Ich liebte es, wie die Autorin die Figuren kämpfen lässt. Laura kommt das Glück, für das sie sich selbst entscheidet, nicht einfach zugeflogen - im Gegenteil: Sie muss viele Hürden überwinden, sie zweifelt zwischendrin, stellt ihre eigene Motivation infrage. Dennoch finde ich es sympathisch, dass sie anderen gegenüber respektvoll bleibt und ihre Sichweisen aufzeigt ohne anzugreifen. Für mich eine Prota mit einer sehr reifen Haltung, auf die ich insbesondere was ihren mutigen Einsatz um ihre Familie betrifft, aufschauen kann. So scheut sie keine Auseinandersetzung, lässt ihre Lieblingsmenschen nicht einfach links liegen, obwohl sie anderer Meinung sind und sich alles andere als unterstützend zeigen. Aus Liebe zu ihnen stellt sie sich sämtlichen Unannehmlichkeiten so intensiv, dass auch alte Familiengeheimnisse an die Oberfläche kommen.
Das Beste: Ich mochte Laura und bin begeistert von dem Buch, obwohl ich ihre persönlichen Ansichten/Wertvorstellungen durchweg nicht geteilt habe. Tatsächlich stand ich eher ein bisschen auf der Seite der Antagonisten, haha. Ich wäre zeitweise am liebsten ins Buch gesprungen, um ein Gespräch mit Laura zu führen ein konstruktives, nicht so hitziges wie zeitweise im Buch, versteht sich.
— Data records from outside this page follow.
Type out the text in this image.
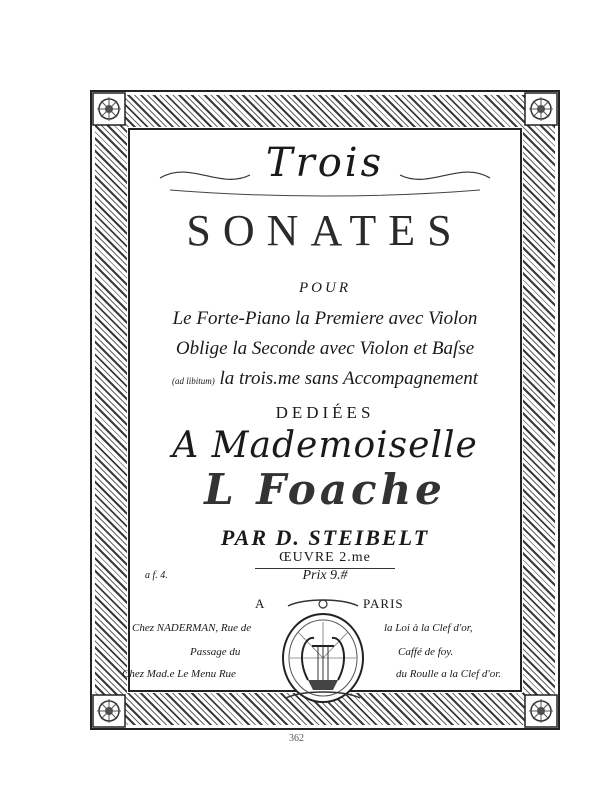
Trois
SONATES
POUR
Le Forte-Piano la Premiere avec Violon
Oblige la Seconde avec Violon et Baſse
(ad libitum) la trois.me sans Accompagnement
DEDIÉES
A Mademoiselle
L Foache
PAR D. STEIBELT
ŒUVRE 2.me
Prix 9.#
a f. 4.
A	PARIS
Chez NADERMAN, Rue de	la Loi à la Clef d'or,
Passage du	Caffé de foy.
Chez Mad.e Le Menu Rue	du Roulle a la Clef d'or.
362
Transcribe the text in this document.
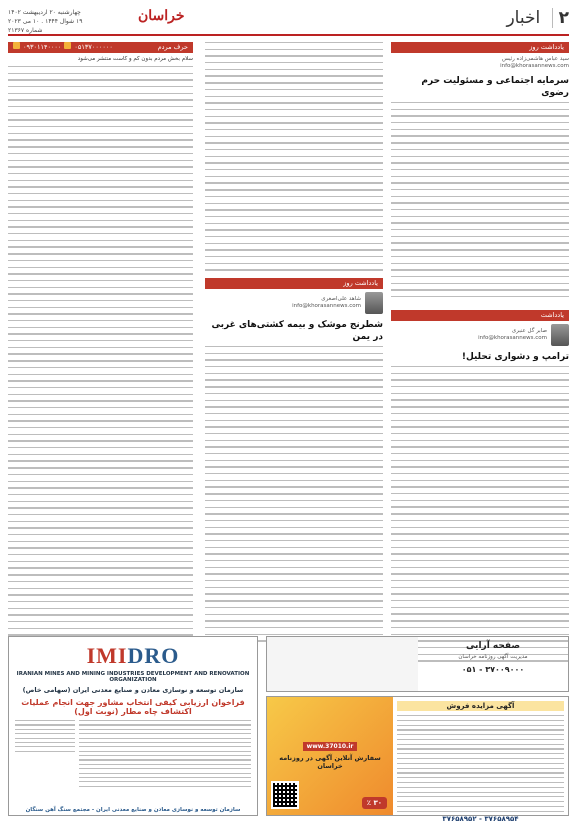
۲ اخبار
خراسان
چهارشنبه ۲۰ اردیبهشت ۱۴۰۲
۱۹ شوال ۱۴۴۴ . ۱۰ می ۲۰۲۳
شماره ۲۱۳۶۷
یادداشت روز
سید عباس ‌هاشمی‌زاده رئیس
info@khorasannews.com
سرمایه اجتماعی و مسئولیت حرم رضوی
یادداشت
صابر گل عنبری
info@khorasannews.com
ترامپ و دشواری تحلیل!
یادداشت روز
شاهد علی‌اصغری
info@khorasannews.com
شطرنج موشک و بیمه کشتی‌های غربی در یمن
حرف مردم
۰۹۳۰۱۱۴۰۰۰۰ ۰۵۱۳۷۰۰۰۰۰۰
سلام بخش مردم بدون کم و کاست منتشر می‌شود
IMIDRO
IRANIAN MINES AND MINING INDUSTRIES DEVELOPMENT AND RENOVATION ORGANIZATION
سازمان توسعه و نوسازی معادن و صنایع معدنی ایران (سهامی خاص)
فراخوان ارزیابی کیفی انتخاب مشاور جهت انجام عملیات اکتشاف چاه مطار (نوبت اول)
سازمان توسعه و نوسازی معادن و صنایع معدنی ایران - مجتمع سنگ آهن سنگان
صفحه آرایی
مدیریت آگهی روزنامه خراسان
۰۵۱ - ۳۷۰۰۹۰۰۰
آگهی مزایده فروش
۳۷۶۵۸۹۵۲ - ۳۷۶۵۸۹۵۴
www.37010.ir
سفارش آنلاین آگهی در روزنامه خراسان
۳۰ ٪
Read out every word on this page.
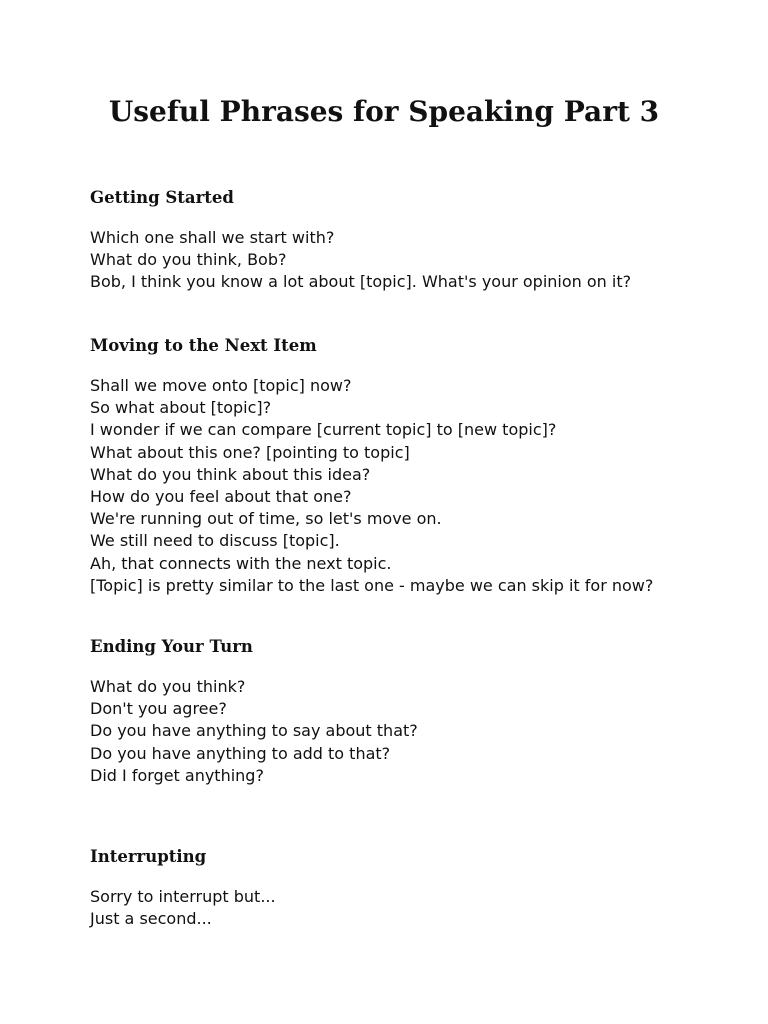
Useful Phrases for Speaking Part 3
Getting Started

Which one shall we start with?

What do you think, Bob?

Bob, I think you know a lot about [topic]. What's your opinion on it?

Moving to the Next Item

Shall we move onto [topic] now?

So what about [topic]?

I wonder if we can compare [current topic] to [new topic]?

What about this one? [pointing to topic]

What do you think about this idea?

How do you feel about that one?

We're running out of time, so let's move on.

We still need to discuss [topic].

Ah, that connects with the next topic.

[Topic] is pretty similar to the last one - maybe we can skip it for now?

Ending Your Turn

What do you think?

Don't you agree?

Do you have anything to say about that?

Do you have anything to add to that?

Did I forget anything?

Interrupting

Sorry to interrupt but...

Just a second...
Auch den Schreibstil fand ich unglaublich professionell aufbereitet die auktoriale Erzählperspektive passt prima, sodass ich mich als Leserin gut in sämtliche Personen hineinversetzen konnte.
Ein Buch, das mich definitiv aufgerüttelt hat und noch eine Zeit lang beschäftigen wird!